Cariology is a branch of dentistry that consists not only of treating tooth decay, but also of interrupting and preventing this type of damage to the tissues of the teeth. These dental treatments aim to maintain tissue health while preventing dental damage. This high-quality care also includes cleaning and restoring damaged dental tissue, ensuring lasting healing, and maintaining long-term oral health.
WHAT IS A CAVITY?
A cavity is an infectious disease of the tooth. It damages the tooth enamel – the dentin – and sometimes even the dental pulp. This disease is caused by bacteria present in dental plaque. The bacteria converts food deposits into acid residues that attack dental enamel. High sugar intake and poor oral hygiene can lead to cavities. If care is not provided quickly, decay progresses, potentially destroying the tooth.
The different stages of a cavity
There are different stages in the formation of a cavity, namely:
- First, only the enamel is affected, without the appearance of any noticeable pain.
- Left untreated, the decay then reaches the dentin, which forms the main mass of both the crown and the root.
- Sensitivity to cold and heat then appears. The cavity can also reach the dental pulp (or inner part of the tooth) – the point at which a sharp, persistent pain develops. To avoid cavity progression, rapid treatment is crucial.
Your dental health depends on the treatment of cavities
Dentists at Smile and Care dental clinics are trained to treat all types of cavities in adults and children alike.
Cavities can be different shapes. The cavity itself can vary in depth.

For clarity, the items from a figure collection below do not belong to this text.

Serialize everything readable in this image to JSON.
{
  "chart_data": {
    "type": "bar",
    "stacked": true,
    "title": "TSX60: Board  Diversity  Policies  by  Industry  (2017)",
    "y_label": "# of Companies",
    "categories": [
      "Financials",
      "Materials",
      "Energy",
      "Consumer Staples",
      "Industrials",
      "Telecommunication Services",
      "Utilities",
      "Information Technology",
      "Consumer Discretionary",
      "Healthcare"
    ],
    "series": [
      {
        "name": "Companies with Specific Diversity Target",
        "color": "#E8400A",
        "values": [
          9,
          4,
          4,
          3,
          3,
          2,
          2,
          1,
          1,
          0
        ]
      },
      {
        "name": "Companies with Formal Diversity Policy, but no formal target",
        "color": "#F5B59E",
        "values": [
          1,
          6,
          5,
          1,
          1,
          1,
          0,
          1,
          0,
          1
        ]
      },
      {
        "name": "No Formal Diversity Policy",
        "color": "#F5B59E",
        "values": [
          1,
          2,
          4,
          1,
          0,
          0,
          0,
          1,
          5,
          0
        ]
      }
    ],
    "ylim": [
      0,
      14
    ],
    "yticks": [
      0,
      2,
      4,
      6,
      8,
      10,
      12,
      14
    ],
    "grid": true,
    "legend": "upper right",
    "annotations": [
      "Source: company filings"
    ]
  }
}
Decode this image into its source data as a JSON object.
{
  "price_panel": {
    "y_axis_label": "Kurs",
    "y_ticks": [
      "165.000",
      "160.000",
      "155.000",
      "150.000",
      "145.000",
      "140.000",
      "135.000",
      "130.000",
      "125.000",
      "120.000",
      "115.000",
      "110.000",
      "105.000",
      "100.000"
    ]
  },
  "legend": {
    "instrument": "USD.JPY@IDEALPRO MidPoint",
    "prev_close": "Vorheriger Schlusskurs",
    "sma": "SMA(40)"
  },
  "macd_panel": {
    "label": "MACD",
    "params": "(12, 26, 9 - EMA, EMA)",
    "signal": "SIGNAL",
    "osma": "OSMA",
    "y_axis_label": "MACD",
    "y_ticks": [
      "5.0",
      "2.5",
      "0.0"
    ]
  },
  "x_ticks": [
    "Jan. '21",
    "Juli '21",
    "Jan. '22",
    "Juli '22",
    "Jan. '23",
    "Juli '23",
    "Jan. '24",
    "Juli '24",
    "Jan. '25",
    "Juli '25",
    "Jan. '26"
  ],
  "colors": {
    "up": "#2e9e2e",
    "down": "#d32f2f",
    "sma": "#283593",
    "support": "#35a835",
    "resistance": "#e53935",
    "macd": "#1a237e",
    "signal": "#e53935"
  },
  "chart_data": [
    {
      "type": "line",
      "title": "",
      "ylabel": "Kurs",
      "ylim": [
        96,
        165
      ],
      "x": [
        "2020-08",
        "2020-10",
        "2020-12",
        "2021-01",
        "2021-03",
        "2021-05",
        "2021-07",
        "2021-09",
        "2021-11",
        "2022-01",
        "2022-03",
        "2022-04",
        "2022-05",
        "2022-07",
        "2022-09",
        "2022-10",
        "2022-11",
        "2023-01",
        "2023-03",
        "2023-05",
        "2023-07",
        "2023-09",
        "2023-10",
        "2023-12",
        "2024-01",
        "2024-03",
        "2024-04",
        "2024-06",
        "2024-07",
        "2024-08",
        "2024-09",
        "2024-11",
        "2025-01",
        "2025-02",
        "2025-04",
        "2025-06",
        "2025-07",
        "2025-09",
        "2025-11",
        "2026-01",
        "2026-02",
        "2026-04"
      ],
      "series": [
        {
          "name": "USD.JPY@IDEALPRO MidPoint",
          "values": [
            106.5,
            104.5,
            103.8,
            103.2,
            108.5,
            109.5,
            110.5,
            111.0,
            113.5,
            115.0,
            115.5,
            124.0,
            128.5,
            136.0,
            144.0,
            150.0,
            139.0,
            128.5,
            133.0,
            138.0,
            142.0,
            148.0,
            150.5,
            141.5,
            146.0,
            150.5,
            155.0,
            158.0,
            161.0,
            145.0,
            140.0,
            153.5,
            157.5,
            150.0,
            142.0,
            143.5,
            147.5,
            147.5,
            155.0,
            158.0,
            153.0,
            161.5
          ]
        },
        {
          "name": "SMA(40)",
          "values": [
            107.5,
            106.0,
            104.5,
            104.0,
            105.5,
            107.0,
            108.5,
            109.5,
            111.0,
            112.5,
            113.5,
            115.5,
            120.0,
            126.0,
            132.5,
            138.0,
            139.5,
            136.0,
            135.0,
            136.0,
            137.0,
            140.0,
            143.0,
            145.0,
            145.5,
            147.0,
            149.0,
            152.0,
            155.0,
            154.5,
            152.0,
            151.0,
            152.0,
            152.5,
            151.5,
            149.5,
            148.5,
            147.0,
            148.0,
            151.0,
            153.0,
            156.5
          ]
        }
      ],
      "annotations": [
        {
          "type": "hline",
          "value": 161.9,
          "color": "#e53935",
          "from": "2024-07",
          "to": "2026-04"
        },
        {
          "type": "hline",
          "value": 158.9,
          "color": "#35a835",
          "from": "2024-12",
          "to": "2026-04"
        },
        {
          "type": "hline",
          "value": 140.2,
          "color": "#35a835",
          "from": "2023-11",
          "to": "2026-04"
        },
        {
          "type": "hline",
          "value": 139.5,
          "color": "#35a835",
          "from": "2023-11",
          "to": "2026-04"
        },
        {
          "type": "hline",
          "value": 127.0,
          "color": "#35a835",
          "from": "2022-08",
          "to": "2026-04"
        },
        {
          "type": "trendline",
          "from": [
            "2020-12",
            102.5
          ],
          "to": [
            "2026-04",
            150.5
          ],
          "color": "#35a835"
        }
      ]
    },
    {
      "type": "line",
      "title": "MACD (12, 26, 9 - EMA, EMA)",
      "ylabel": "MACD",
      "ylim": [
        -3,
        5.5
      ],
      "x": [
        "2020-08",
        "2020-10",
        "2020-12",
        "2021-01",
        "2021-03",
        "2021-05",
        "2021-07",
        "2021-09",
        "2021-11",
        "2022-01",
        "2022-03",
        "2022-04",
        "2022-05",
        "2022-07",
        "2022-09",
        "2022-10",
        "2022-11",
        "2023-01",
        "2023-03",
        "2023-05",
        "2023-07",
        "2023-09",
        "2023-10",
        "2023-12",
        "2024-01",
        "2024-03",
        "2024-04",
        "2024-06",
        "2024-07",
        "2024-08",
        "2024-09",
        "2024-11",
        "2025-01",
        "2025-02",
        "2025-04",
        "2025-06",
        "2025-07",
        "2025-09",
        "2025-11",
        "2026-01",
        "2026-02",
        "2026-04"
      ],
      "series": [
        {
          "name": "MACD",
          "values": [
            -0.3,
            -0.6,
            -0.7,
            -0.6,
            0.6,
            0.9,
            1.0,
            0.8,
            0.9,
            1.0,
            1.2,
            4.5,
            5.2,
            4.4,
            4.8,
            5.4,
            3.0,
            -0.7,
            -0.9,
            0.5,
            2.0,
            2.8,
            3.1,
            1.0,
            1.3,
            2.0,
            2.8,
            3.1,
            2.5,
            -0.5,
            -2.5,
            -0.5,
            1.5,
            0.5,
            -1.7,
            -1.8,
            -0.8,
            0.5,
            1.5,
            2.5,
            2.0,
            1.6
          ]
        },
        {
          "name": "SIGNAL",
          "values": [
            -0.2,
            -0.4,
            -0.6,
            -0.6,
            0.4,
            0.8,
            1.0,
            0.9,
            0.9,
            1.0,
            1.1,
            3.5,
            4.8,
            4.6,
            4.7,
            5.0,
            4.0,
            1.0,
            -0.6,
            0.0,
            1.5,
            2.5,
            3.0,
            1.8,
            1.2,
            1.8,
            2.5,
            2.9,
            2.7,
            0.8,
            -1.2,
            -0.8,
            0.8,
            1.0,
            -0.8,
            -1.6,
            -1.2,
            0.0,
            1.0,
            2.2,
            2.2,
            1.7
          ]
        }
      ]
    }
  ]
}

Two techniques are necessary:
1. Direct technique: simple, economical, and aesthetic
This technique involves placing a plastic-phase material in the residual cavity and hardening it. Since the composite resin materials match tooth colour exactly, these restorations are invisible. Composites are glued to the tooth once its surface has been chemically primed. As composites are malleable, the original shape of the tooth can be recreated.
These composite resins are also used in dental fractures, especially on front teeth, when the tooth piece is not too large.
This extremely rapid technique is done in a single appointment.
2. Indirect technique: a precise and aesthetic reconstruction
When the tooth is too damaged, decayed, or fractured, it cannot be reconstructed directly in the mouth. The dentist must then make an onlay, a piece of composite resin that is glued onto the tooth, restoring the damaged tooth’s cavity. This technique requires taking an impression of the cavity that needs to be sealed in the tooth, then having a laboratory make the missing part of the tooth. The onlay has the advantage of guaranteeing an exact and aesthetic reconstruction, while being both solid and durable. The dentist then glues the onlay onto the affected tooth.
This type of reconstruction requires two appointments spaced a few days apart – a first appointment to make the impressions, and a second one to glue the onlay to the tooth.